1) Charlie Hebdo é uma das publicações mais destemidas do mundo. As charges provocativas do semanário têm irritado os seguidores de Maomé há anos. Não por menos, a religião é um dos principais alvos da metralhadora satírica do Charlie.

2) Os homens encapuzados procuraram os cartunistas pelos seus nomes e gritaram “Vingamos o Profeta”antes de dispararem os tiros.

Fundado em 1970, o Charlie Hebdo é uma das principais vozes alternativas França. Alternativa de verdade. Vivendo sempre no atrito e cutucando em todas as polêmicas do planeta, recebia eventuais proteções da polícia desde 2011, ano em que sua sede, em Paris, sofreu um incêndio criminoso, “misteriosamente” após publicar uma edição com Maomé na capa. A resposta ao ataque veio na edição seguinte (imagem ao lado).

Charlie Hebdo - Capa (4)
Charb posando com a capa polêmica. ‘100 chicotadas para quem não morrer de rir’, dizia Maomé, na charge. | Foto: Alexander Klein (AFP)
Charlie Hebdo - Capa - Dezembro 2014 (2)
Charlie Hebdo nº 1.176, 31 de dezembro de 2014

Um semanário que muitas vezes age com a mesma acidez contra o governo da França recebe ao mesmo tempo sua proteção. No Brasil da década de 1970 aconteceu algo parecido, mas um pouco ao contrário (entenda como quiser), já que quem tentou assassinar os jornalistas d’O Pasquim foi o próprio governo.

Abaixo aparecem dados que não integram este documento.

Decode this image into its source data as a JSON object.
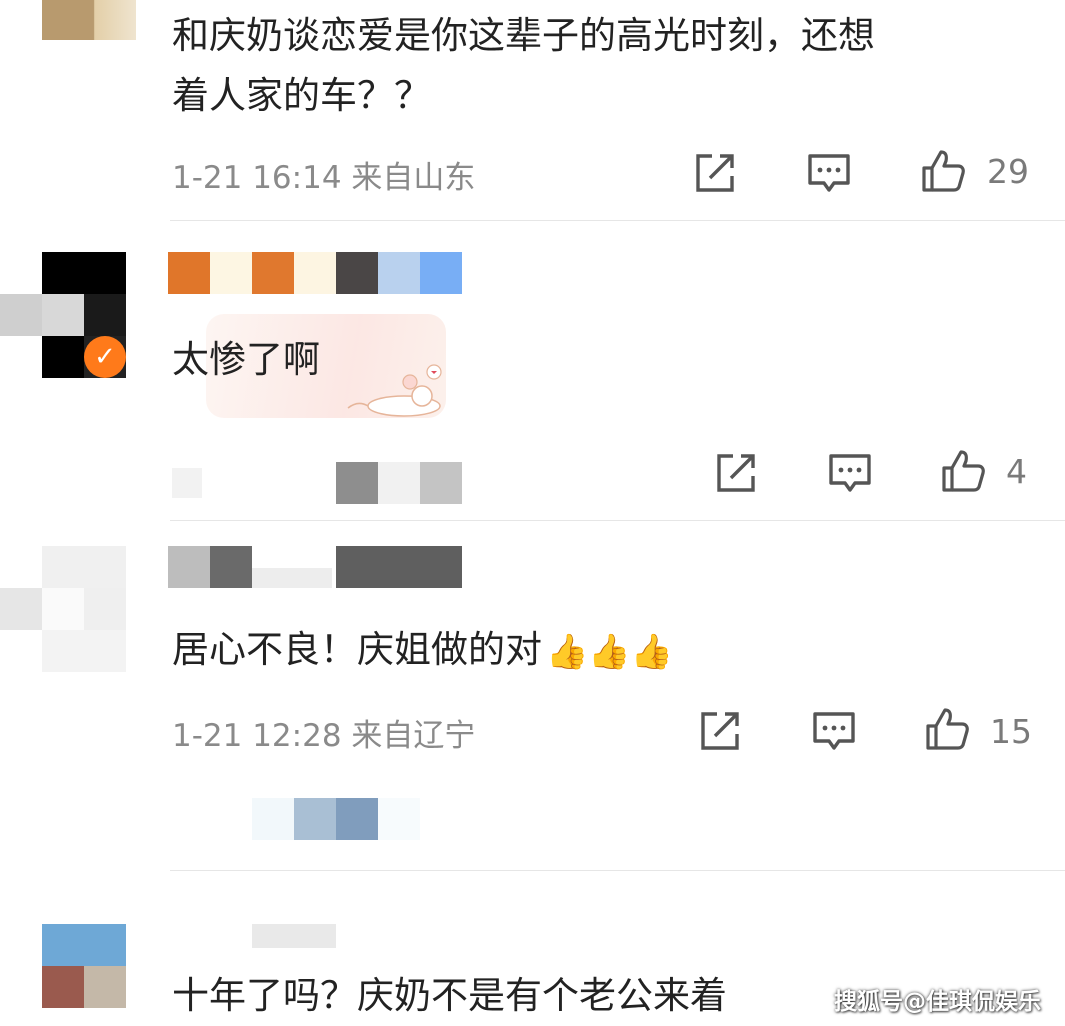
{
  "colors": {
    "text": "#222222",
    "meta": "#8a8a8a",
    "divider": "#e6e6e6",
    "verified_badge": "#ff7a1a"
  },
  "comments": [
    {
      "text_line1": "和庆奶谈恋爱是你这辈子的高光时刻，还想",
      "text_line2": "着人家的车？？",
      "meta": "1-21 16:14  来自山东",
      "likes": "29"
    },
    {
      "text": "太惨了啊",
      "likes": "4"
    },
    {
      "text": "居心不良！庆姐做的对",
      "emojis": "👍👍👍",
      "meta": "1-21 12:28  来自辽宁",
      "likes": "15"
    },
    {
      "text": "十年了吗？庆奶不是有个老公来着"
    }
  ],
  "icons": {
    "share": "share-icon",
    "comment": "comment-icon",
    "like": "thumbs-up-icon",
    "verified": "verified-badge-icon"
  },
  "watermark": "搜狐号@佳琪侃娱乐"
}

É provável que franceses e viciados em quadrinhos e em jornalismo conheçam o Charlie Hebdo. E só. Até na França sua popularidade vinha caindo nos últimos anos. As vendas diminuíam a passos largos e o semanário só se manteve íntegro e vivo até hoje por puro amor à camisa.

As críticas que o Charlie Hebdo fazia não só ao islã, mas a todas as religiões, nunca foram tão disseminadas no mundo como hoje. Jamais a internet movimentou tantas capas profanas e perturbadoras do semanário. Os responsáveis pelo crime aumentaram a popularidade da publicação em escala gigantesca. Nunca na história o Charlie Hebdo foi tão lido e comentada como hoje. A página do Charlie Hebdo no Facebook antes do atentado concentrava pouco mais de 300 mil seguidores. Olhem agora como está.

Ficou evidente que na tentativa de silenciá-los, acabaram por amplificar suas vozes. Deve ser difícil ser amado por idiotas.

Charlie Hebdo - Capa (3)
Charlie Hebdo edição especial. ‘É difícil ser amado por idiotas’, diz Maomé.